Шестьдесят килограммов солнечного света - Халлгримур Хельгасон
Шрифт:
Интервал:
Закладка:
Безбородый агент-американец пригласил его в воскресенье в церковь, где собирался рассказывать о переездах во Мерику, – но черт побери! – Эйлив не мог заставить себя снова приблизиться к этому зданию.
Глава 17
Двое на одном камне
Лауси от чтения книг приохотился к язычеству, в церковь его можно было затащить разве что силком, а ко всем богам он относился как к книжным героям. И рассказы о них были, конечно же, познавательны и во многих отношениях хороши, хотя Исус Христос не шел ни в какое сравнение с Эгилем Скаллагримссоном в силу своей «слабооружности».

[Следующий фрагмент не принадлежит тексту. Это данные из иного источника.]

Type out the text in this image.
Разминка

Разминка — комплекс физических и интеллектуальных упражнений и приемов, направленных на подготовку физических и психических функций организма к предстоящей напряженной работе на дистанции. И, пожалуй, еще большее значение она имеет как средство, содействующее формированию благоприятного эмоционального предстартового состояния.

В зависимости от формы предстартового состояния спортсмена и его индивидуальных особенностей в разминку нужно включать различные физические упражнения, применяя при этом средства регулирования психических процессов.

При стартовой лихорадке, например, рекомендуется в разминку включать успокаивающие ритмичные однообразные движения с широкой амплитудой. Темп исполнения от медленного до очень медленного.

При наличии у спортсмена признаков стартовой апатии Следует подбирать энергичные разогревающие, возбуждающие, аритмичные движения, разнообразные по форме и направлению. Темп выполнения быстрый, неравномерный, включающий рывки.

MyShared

– Ну вот, значит. В саге о Христе отсутствует почти все, что украшает сагу об Эгиле. Разве что сцена распятия достигает своей цели, но она довольно затянутая, и в ней ни крови, ни ярости – ничего. И там автор упустил возможность: там Отец мог бы сочинить какую-нибудь «Утрату сына», или сын – какой-нибудь «Выкуп головы»[33], – так нет же: все вырождается в какие-то мученические стоны, – и ведь затем преподобный Хатльгрим[34], болезник наш, наплел по мотивам всего этого аж тыщу двести строф, самое длинное и скучное псалмоплетение, на которое только оказался способен наш брат-северянин, а народ все это проглотил из одной жалости к несчастному прокаженному поэту! А что до самой саги об Исусе, то весь этот лепет о распятии ей как раз впору по стилю. Где царит всепрощение – там никакого драматизьма нет, а где нет драматизьма, там с лиходеями не ратоборствуют, там литература не зарождается, там ни побед, ни боли, ни башкоснесения! Вот… Подставить другую щеку – это, в сущности, всего лишь теоретизирование. Исключение! То, что проповедует Христос, – это же на самом деле уничтожение литературы, он никому не дает жить как поэту, он – великий истребитель сюжетов. Ему ногу отрубают, а он подставляет другую, руку оттяпывают у плеча, а он предлагает другую, сердце из груди вырезают, а он… да, тогда-то он что предлагает? Тогда он превращается в дым костра и в таком виде возносится на небеса! Даже баба, ну, Сигрид со Дна Долины, ни за что не позволила бы себе в свои рассказы напускать такой копоти. Фить-фить, и раз – в небо, и все! На том стою: Исус Христос – величайший истребитель историй, – вот он кто! Истребитель!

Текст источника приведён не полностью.